29. With regard to the alleged violations of the right to a fair trial, the Working Group notes that the assertions received from the source and the Government are in most respects contradictory. Considering the serious difference between the allegations submitted by the source and the Government’s response, the Group considers that it is not in a position to deliberate on the alleged violation of the right to a fair trial.
30. In the light of the foregoing, the Working Group on Arbitrary Detention renders the following opinion:
The deprivation of liberty of Mr. Al Bajadi has been arbitrary, being in contravention of articles 19 and 20 of the Universal Declaration of Human Rights; it falls within category II of the categories applicable to the consideration of the cases submitted to the Working Group.

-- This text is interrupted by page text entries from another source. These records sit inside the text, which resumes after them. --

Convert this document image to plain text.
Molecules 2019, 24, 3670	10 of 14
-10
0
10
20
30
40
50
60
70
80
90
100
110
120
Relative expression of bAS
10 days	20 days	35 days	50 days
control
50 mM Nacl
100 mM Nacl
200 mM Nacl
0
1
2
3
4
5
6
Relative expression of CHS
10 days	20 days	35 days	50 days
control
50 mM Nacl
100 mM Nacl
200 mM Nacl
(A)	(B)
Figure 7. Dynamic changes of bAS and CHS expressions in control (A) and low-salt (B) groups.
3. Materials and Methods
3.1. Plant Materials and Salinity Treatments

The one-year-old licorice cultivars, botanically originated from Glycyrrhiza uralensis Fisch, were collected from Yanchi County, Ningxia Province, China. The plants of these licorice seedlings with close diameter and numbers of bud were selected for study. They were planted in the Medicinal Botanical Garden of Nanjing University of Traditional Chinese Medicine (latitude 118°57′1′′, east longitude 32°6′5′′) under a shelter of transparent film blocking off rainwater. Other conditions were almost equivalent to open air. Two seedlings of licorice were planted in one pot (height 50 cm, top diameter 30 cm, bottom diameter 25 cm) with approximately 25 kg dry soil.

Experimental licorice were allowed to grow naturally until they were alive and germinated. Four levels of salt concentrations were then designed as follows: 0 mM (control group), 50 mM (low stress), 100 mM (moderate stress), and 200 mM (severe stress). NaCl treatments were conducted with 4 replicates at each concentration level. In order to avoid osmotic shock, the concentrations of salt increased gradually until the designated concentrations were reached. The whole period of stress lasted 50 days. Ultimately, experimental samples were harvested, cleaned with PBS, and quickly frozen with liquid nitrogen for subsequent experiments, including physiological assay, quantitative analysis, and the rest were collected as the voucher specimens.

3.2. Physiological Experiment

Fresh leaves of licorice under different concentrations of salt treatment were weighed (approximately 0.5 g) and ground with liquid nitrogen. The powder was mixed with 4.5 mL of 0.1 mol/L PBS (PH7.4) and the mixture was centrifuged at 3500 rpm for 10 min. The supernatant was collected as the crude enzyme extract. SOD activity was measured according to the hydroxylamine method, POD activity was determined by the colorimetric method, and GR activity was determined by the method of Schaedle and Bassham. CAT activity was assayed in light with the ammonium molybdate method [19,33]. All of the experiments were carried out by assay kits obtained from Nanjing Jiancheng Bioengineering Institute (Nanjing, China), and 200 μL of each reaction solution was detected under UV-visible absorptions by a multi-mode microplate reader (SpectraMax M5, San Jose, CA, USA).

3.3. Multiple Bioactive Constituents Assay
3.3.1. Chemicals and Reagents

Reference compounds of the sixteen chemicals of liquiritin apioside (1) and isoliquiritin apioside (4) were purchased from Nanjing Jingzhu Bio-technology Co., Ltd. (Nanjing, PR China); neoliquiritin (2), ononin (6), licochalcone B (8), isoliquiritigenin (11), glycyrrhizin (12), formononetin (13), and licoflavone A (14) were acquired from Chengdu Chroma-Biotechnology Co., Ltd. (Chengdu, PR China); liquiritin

31. Consequent upon the opinion rendered, the Working Group requests the Government to take the necessary steps to remedy the situation of Mr. Al Bajadi and bring it into conformity with the standards and principles set forth in the Universal Declaration of Human Rights.
32. The Working Group believes that, taking into account all the circumstances of the case, the adequate remedy would be to release Mr. Al Bajadi.
33. In accordance with article 33 (a) of the revised methods of work of the Working Group, the Group considers it appropriate to refer the allegations of torture to the Special Rapporteur on torture and other cruel, inhuman or degrading treatment or punishment for appropriate action.
[Adopted on 15 November 2013]
1 Opinion No. 42/2011 of 2 September 2011, para. 20, with reference to opinions Nos. 22/2008, 36/2008, 37/2008, 2/2011, 10/2011 and 30/2011.